Li Ruixiang, Shi Fangyuan, Song Lijuan, Yu Zhenhua
School of Information Engineering, Ningxia University, Yinchuan, 750021, China.
Collaborative Innovation Center for Ningxia Big Data and Artificial Intelligence Co-founded by Ningxia Municipality and Ministry of Education, Ningxia University, Yinchuan, 750021, China.
BMC Genomics. 2024 Apr 22;25(1):393. doi: 10.1186/s12864-024-10319-w.
Accurately deciphering clonal copy number substructure can provide insights into the evolutionary mechanism of cancer, and clustering single-cell copy number profiles has become an effective means to unmask intra-tumor heterogeneity (ITH). However, copy numbers inferred from single-cell DNA sequencing (scDNA-seq) data are error-prone due to technically confounding factors such as amplification bias and allele-dropout, and this makes it difficult to precisely identify the ITH.
We introduce a hybrid model called scGAL to infer clonal copy number substructure. It combines an autoencoder with a generative adversarial network to jointly analyze independent single-cell copy number profiles and gene expression data from same cell line. Under an adversarial learning framework, scGAL exploits complementary information from gene expression data to relieve the effects of noise in copy number data, and learns latent representations of scDNA-seq cells for accurate inference of the ITH. Evaluation results on three real cancer datasets suggest scGAL is able to accurately infer clonal architecture and surpasses other similar methods. In addition, assessment of scGAL on various simulated datasets demonstrates its high robustness against the changes of data size and distribution. scGAL can be accessed at: https://github.com/zhyu-lab/scgal .
Joint analysis of independent single-cell copy number and gene expression data from a same cell line can effectively exploit complementary information from individual omics, and thus gives more refined indication of clonal copy number substructure.
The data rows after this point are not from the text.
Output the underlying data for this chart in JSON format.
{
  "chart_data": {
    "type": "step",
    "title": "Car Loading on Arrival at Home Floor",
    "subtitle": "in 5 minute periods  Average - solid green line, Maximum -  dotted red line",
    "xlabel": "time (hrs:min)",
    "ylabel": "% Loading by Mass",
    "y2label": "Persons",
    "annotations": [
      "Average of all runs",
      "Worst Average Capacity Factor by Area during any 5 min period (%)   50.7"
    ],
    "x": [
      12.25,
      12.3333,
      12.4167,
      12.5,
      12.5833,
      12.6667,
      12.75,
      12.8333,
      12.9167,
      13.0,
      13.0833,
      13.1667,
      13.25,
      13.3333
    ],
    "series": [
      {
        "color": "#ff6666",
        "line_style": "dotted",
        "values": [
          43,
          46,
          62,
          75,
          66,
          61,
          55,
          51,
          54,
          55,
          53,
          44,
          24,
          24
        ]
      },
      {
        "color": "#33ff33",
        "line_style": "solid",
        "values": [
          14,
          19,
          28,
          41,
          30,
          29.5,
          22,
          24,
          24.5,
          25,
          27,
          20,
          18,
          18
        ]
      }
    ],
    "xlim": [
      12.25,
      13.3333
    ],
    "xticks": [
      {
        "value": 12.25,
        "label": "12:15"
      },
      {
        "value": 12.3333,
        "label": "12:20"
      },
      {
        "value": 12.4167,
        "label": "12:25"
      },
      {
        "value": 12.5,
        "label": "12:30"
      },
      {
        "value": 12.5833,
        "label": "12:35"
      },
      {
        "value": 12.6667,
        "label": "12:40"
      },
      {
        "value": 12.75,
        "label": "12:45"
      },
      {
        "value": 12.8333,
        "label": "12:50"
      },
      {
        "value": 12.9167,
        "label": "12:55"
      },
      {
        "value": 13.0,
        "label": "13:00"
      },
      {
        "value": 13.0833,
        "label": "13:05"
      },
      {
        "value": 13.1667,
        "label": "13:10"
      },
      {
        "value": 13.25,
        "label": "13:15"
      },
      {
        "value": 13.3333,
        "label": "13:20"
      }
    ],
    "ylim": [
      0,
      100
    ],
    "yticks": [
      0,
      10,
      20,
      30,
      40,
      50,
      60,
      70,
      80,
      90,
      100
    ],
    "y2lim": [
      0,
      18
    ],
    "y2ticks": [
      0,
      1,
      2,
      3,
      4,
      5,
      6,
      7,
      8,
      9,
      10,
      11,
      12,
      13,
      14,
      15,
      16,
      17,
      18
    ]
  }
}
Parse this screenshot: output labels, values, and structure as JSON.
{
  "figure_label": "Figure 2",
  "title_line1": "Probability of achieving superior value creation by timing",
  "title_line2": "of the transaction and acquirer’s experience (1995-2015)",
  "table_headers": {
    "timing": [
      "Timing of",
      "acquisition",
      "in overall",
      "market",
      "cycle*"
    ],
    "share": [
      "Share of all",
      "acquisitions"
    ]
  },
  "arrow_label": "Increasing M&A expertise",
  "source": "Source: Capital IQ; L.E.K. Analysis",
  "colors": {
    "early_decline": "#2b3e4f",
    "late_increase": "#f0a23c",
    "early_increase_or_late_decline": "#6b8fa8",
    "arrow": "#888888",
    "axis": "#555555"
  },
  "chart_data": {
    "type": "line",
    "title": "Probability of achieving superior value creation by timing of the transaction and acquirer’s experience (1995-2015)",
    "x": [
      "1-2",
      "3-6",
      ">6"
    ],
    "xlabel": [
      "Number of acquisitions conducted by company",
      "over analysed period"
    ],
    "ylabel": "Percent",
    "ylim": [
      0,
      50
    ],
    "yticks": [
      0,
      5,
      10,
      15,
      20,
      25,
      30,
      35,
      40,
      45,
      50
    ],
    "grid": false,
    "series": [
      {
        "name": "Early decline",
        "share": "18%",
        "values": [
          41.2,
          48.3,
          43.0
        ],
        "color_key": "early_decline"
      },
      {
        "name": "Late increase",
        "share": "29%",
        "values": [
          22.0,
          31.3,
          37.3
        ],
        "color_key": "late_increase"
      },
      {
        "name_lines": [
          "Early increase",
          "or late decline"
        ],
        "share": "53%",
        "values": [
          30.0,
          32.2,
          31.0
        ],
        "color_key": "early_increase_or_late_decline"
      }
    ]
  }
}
准确解读克隆拷贝数亚结构能够为癌症的进化机制提供见解,而对单细胞拷贝数图谱进行聚类已成为揭示肿瘤内异质性(ITH)的有效手段。然而,由于诸如扩增偏差和等位基因缺失等技术混杂因素,从单细胞DNA测序(scDNA-seq)数据推断出的拷贝数容易出错,这使得精确识别ITH变得困难。
我们引入了一种名为scGAL的混合模型来推断克隆拷贝数亚结构。它将自动编码器与生成对抗网络相结合,以联合分析来自同一细胞系的独立单细胞拷贝数图谱和基因表达数据。在对抗学习框架下,scGAL利用基因表达数据中的互补信息来减轻拷贝数数据中噪声的影响,并学习scDNA-seq细胞的潜在表示以准确推断ITH。在三个真实癌症数据集上的评估结果表明,scGAL能够准确推断克隆结构并超越其他类似方法。此外,在各种模拟数据集上对scGAL的评估证明了其对数据大小和分布变化具有高鲁棒性。可通过https://github.com/zhyu-lab/scgal访问scGAL。
对来自同一细胞系的独立单细胞拷贝数和基因表达数据进行联合分析能够有效利用个体组学中的互补信息,从而更精确地指示克隆拷贝数亚结构。